La fuoriuscita di acido nitrico, però, era stata scoperta dall’equipaggio giorni prima dell’incidente quando la nave transitava nelle vicinanze del porto di Hamad, in Qatar. Alla richiesta di scarico le autorità portuali del Qatar hanno negato il permesso per mancanza di attrezzature e manodopera, diniego ottenuto anche dal porto di Hazira, in India, per le stesse ragioni. Dopo appena un giorno dall’arrivo nelle acque dello Sri Lanka, lo scoppio dell’incendio e le fiamme indomabili hanno causato la dispersione nel mare delle sostanze chimiche trasportate con terribili effetti sull’ecosistema marino. A ciò si deve sommare la dispersione di tonnellate di microgranuli di plastica da imballaggio che hanno invaso le spiagge della zona. A seguito dell’incidente molti animali sono stati trovati morti e le autorità hanno vietato la pesca nella zona attigua all’incidente colpendo migliaia di famiglie il cui sostentamento deriva appunto dalla pesca.
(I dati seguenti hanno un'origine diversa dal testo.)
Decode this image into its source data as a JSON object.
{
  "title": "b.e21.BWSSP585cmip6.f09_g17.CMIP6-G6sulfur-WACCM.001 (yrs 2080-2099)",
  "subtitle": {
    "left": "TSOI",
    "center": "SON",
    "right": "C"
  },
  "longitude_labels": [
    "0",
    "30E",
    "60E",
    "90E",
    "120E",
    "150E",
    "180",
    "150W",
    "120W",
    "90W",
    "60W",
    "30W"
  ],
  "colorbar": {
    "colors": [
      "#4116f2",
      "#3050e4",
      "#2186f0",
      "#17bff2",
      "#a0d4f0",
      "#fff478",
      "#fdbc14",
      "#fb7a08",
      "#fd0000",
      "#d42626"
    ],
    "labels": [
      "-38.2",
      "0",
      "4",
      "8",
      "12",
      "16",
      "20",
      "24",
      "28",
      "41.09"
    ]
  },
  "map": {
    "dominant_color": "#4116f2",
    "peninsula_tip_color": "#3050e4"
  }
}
Quasi paradossale il tempismo dell’accaduto, avvenuto a pochi giorni dal 5 giugno, giornata mondiale dell’ambiente, e dall’8 giugno, la giornata istituita in difesa degli oceani, che ci ricordano l’importanza di preservare l’ambiente, i nostri oceani e la vita che ospitano.

Trasporto marittimo: tensione tra sviluppo economico e tutela ambientale

La fascia costiera dello Sri Lanka ospita diversi ecosistemi importanti e sensibili come le barriere coralline, i letti di fanerogame, gli estuari, le lagune e le spiagge dove le tartarughe spesso nidificano. La zona tra l’oceano arabico e l’oceano Indiano è anche zona di passaggio e di habitat per mammiferi marini come balene, delfini e squali.
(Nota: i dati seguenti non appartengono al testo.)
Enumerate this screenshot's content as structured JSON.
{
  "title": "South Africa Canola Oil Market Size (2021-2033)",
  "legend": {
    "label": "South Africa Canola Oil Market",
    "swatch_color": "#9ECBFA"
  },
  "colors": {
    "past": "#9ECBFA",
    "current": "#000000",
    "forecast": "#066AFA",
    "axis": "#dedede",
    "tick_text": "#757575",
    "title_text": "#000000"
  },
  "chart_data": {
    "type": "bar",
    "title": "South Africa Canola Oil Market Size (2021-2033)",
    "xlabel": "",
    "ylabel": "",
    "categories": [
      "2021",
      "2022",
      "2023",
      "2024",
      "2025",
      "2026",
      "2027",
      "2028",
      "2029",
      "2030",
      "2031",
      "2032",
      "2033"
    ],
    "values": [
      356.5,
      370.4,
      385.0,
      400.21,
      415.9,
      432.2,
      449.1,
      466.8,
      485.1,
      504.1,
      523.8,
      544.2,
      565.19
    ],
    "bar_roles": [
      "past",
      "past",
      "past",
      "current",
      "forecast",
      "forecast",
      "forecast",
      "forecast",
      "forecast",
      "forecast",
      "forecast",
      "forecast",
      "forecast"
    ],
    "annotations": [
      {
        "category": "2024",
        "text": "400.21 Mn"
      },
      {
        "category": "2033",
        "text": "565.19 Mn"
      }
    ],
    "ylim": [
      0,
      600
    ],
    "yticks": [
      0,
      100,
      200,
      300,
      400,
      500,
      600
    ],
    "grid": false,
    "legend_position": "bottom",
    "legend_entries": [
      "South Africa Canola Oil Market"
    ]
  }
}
Il Paese però è anche una zona strategica per il commercio marittimo internazionale. Le più importanti rotte marittime, infatti, solcano le acque dell’area. Negli ultimi decenni il trasporto marittimo è aumentato per rispondere alla crescente domanda di beni e insieme a questo anche la capacità di trasporto delle navi. La crescita dei portacontainer però aumenta anche il rischio di incidenti e di incendi a bordo come è avvenuto nel caso della MV X-Press Pearl.

A ciò si somma la problematica legata agli standard che le navi devono rispettare. Lo Stato di bandiera ha il compito di effettuare le ispezioni sulle navi al fine di valutare se gli standard di costruzione, manutenzione e classificazione sono rispettati per poi rilasciare le certificazioni ambientali e di sicurezza. Sempre di più, tuttavia, questa responsabilità viene delegata ad Organismi di classificazione private le quali abbassano i loro standard per stare al passo con la concorrenza e attirare più clienti.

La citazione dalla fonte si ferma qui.